The White Tiger was going to be a hard act to follow. Still, I was disappointed that I didn’t enjoy this book as much. It wasn’t just the story and narrative style that I found less gripping. Aravind Adiga says he loves Bombay more than any other place – but I thought that while he wrote about Delhi and the rural north like an insider, in this book he is an observer, not a participant.
I did like some turns of phrase and descriptions. Mango sellers wait by the station for returning commuters – each mango a heartfelt apology from the city for the state of its trains.
It’s the new India, where construction workers’ children clean their teeth using toothpaste, though still only by the water pump under the tree.
And there’s that shopkeepers’ refrain: a man must want something. Everyone who lives here knows that the islands will shake, and the mortar of the city will dissolve, and Bombay will turn again into seven small stones glistening in the Arabian Sea, if it ever forgets to ask the question: What do you want?
Shah, a ruthless land developer is touring a building site, musing. A worker’s family was spending the nights on the unfinished fourth floor, which one day a technology executive or a businessman would occupy.
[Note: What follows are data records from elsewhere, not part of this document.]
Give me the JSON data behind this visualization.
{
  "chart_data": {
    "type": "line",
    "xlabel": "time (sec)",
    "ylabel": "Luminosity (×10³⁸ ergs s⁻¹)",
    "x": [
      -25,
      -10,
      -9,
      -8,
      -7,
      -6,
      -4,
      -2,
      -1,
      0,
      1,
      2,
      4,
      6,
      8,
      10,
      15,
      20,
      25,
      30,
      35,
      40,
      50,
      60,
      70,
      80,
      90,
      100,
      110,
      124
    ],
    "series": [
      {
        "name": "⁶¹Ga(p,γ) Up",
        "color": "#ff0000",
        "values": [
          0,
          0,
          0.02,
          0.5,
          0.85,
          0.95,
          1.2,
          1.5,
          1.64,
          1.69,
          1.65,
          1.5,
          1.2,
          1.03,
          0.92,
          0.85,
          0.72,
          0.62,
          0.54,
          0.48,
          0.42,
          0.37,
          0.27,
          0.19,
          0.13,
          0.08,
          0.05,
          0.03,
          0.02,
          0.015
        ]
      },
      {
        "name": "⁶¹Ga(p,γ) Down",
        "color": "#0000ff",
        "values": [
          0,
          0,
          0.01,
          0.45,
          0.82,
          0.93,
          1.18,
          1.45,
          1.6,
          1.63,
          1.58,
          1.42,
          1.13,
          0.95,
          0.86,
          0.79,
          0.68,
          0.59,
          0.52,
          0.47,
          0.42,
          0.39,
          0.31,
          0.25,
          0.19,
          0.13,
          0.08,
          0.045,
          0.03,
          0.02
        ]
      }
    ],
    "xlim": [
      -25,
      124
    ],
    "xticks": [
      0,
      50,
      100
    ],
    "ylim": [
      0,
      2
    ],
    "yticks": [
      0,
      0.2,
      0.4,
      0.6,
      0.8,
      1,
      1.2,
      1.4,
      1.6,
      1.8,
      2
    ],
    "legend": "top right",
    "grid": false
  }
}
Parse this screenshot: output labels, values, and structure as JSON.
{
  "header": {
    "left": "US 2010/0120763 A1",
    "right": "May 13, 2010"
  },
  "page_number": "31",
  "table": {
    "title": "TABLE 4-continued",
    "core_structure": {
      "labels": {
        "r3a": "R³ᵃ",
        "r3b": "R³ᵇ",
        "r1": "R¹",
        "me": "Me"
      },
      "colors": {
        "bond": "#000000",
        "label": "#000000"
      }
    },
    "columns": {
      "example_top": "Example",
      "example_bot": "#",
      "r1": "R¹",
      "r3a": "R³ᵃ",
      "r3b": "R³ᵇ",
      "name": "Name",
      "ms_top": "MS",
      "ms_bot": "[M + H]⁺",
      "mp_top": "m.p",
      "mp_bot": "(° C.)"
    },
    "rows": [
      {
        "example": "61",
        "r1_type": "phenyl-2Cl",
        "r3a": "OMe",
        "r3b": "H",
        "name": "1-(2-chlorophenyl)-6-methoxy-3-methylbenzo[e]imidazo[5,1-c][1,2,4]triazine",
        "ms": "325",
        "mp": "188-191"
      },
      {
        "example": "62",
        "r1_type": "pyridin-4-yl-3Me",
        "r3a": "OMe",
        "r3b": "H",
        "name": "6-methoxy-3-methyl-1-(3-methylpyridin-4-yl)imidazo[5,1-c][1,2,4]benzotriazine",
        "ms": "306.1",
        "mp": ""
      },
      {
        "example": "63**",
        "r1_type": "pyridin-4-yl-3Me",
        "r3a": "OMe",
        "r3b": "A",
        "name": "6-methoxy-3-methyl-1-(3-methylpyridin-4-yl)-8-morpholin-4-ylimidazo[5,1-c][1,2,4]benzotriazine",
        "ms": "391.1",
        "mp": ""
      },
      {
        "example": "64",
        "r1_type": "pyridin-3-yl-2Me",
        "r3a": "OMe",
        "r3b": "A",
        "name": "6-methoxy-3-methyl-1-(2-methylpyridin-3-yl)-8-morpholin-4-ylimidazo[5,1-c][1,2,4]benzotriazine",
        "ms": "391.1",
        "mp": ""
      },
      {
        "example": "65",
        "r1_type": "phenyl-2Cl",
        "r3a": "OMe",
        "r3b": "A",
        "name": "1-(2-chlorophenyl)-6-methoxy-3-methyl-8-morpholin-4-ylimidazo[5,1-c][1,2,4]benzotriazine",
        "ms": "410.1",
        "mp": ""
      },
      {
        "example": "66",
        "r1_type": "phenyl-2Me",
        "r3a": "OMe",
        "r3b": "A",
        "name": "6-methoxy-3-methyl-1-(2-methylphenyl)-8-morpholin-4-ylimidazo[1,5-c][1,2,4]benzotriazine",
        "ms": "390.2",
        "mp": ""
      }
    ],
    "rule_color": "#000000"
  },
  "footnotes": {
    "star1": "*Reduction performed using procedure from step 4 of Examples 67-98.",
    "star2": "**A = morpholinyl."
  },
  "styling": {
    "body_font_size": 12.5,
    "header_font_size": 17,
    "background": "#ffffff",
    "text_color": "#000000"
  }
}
Shah touched the workers’ washing, which hung in the alcoves where Versace would soon hang; their little bars of soap and detergent did the work that expensive perfumes would soon do.
Folding a twenty-rupee note, he left it near a bar of soap as a surprise for the worker’s wife.
Is this book about an old schoolteacher in Bombay, a lonely man who lives by his principles?
Is it about a “housing society” where people from different backgrounds, different ideas, different values, different aspirations – different ways of speaking the same language – live side by side, because that’s the way things work in Bombay?
Is it about drab lives and what greed can do to them?
A man has to bend his rules a little to enjoy life in Mumbai. Just a little. Now and then. But the law in Mumbai was not blind: far from it, it had two faces and four working eyes and saw every case from both sides and could never make up its mind.
Powerful, wealthy men – dying of lung disease. Ruthless men with complicated relationships devoid of love – but employees so loyal and devoted that they sign cheques for them as part of their job, and go home to their scrupulous single-room shanty dwellings.
On page 301, after three-fourths of the book was over, I finally caught a glimpse of the real hero of this book: a gaunt, middle-aged man in a dirty blue shirt.
He looked Muslim because of his beard. Masterji guessed he was one of those he had just seen pulling carts on the road. The labourer picked a biscuit from the stainless-steel plate and chewed. Done with it, he breathed, picked a second biscuit, and chewed. Each movement of his bony jaws spoke of fatigue; the permanent fatigue of men who have no one to care about them when they work and no one to care about them after they work. The thin body broadcast a raw minimal silence. Middle-aged? No. His hair was greying at the edges, but youth had only recently been exorcised from his face. Twenty-seven or twenty-eight at the most. Masterji watched this young man with sunken, shocked eyes and barely enough strength to lift one milk biscuit at a time. This is his daily life. Pulling that cart and coming here for these biscuits, he thought.
The tired Muslim man returned Masterji’s gaze. Their eyes met like foreign languages, and the labourer, without moving his lips, spoke at last. Have you never before noticed how many are all alone?